Users may select a profile at deployment time by following the Profile Selection steps. If the user does not manually select a profile at deployment time, NIM automatically chooses a generic, non-optimized profile. To understand how profiles and their corresponding engines are created, see How Profiles are Created.

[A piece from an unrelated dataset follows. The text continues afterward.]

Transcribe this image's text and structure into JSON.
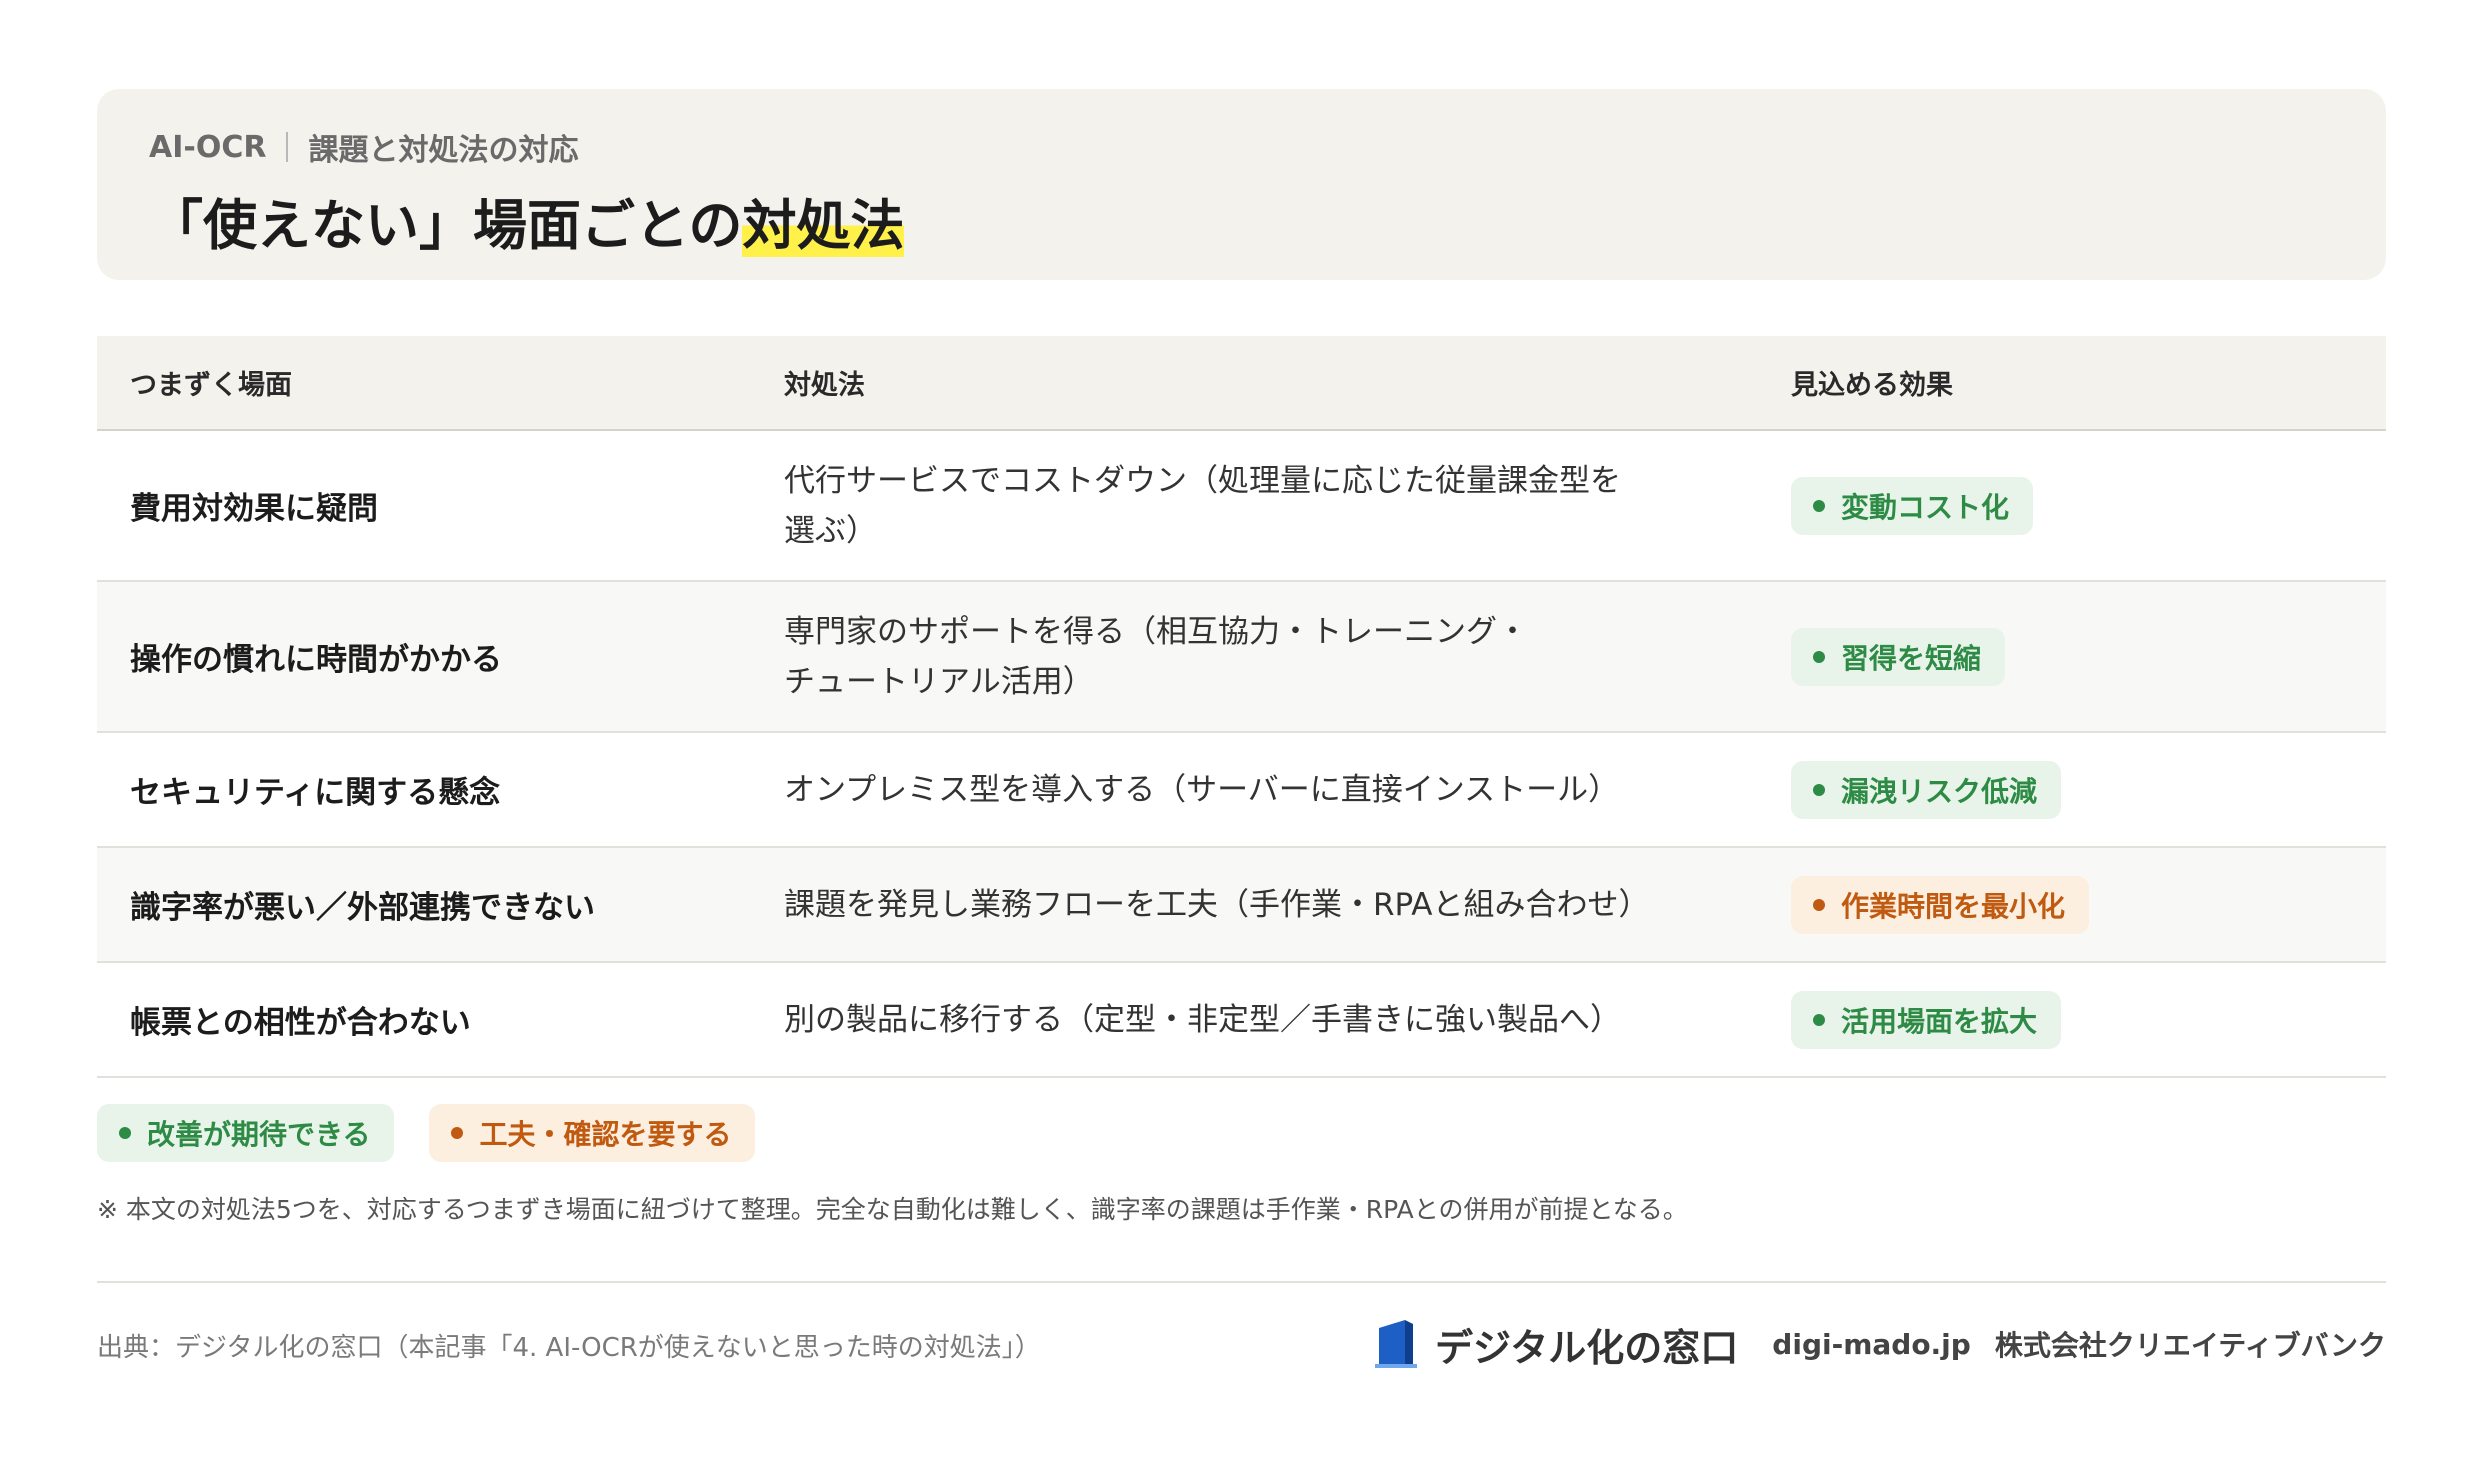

Model profiles are embedded within the NIM container in a Model Manifest file, which is by default placed at /opt/nim/etc/config/default/model_manifest.yaml
within the container filesystem.
Profile Selection#
To select a profile for deployment, set a specific profile ID with -e NIM_MANIFEST_PROFILE=<value>
. You can choose a profile id for your GPU from the following list:
GPU |
GPU Memory |
Precision |
Profile Id |
---|---|---|---|
H100 |
80 |
FP16 |
81b154f8a559772a3e1192354538166ad68e7e9a81ddebddf4afb2ee940f7c2c |
H100 NVL |
80 |
FP16 |
227d6ddb4fdb21c7d8968982c4deb168d7ef8729cf097aaf3178eda06446335e |
H100 PCIe |
80 |
FP16 |
6b831f71a16f631b02a04bf75dc59d44c194c015af2cc16502f01346060c0dac |
A100 SXM |
80 |
FP16 |
9367a7048d21c405768203724f863e116d9aeb71d4847fca004930b9b9584bb6 |
A100 PCIe |
80 |
FP16 |
9367a7048d21c405768203724f863e116d9aeb71d4847fca004930b9b9584bb6 |
L40S |
48 |
FP16 |
140ed439c490059878dc8879b74ea90033350bcddd2b00b2b3ad76519cfb3535 |
L4 |
24 |
FP16 |
fd503a9c18276856474f6018aa5889950005132ff087739f7a1a43adc927172f |
A10G |
24 |
FP16 |
ef64b17e07abb04c17e80f72ab20ccc028c8874459998bb305b5b2cec2fdca24 |
A6000 Ada |
48 |
FP16 |
c172dbfd4e51dee6ecf2938960763539c27f9ba59ea559bd685bebe2689faf49 |
RTX 4090 |
24 |
FP16 |
e0ca2ec2230a21b45f986c4883c11658088ab0fd8db27aae390ef57dbe0359fe |
RTX 5080-WSL |
16 |
FP16 |
7c4119292272959bbb1f7f759c54b13457f583d92e8857ed0acd5e93b27d6a06 |
RTX 5090-WSL |
32 |
FP16 |
a8842f1dbfa9209b4e53be67e8aff0b3d89a7807d40345f69adf0cbca98ba958 |
GH-200 |
480 |
FP16 |
0f3f65dca8fc252950ec51891048f2d7c559a30a7bc8c5a1876a92f6d9704086 |
If you run on an unsupported GPU, NIM chooses a generic, non-optimized profile with profile id 05dfcd65c81b0f7250d8fdeb64d6bb9c3c7db5845fbbb5055cac21ba3a2b7b41
.
How Profiles are Created#
NIM microservices have two main categories of profiles: optimized
and generic
. optimized
profiles are created for a subset of GPUs and models and leverage model- and hardware-specific optimizations intended to improve the performance of large language models. Over time, the breadth of models and GPUs for which optimized
engines exist will increase. However, if an optimized engine does not exist for a particular model and GPU configuration combination, a generic
backend is used as a fallback.
Currently, optimized
profiles leverage pre-compiled TensorRT engines, while generic
profiles utilize ONNX.
Quantization#
For some models and GPU configurations, quantized engines with reduced numerical precision are available. Currently, NV-CLIP NIM supports fp16
quantization for different GPU profiles.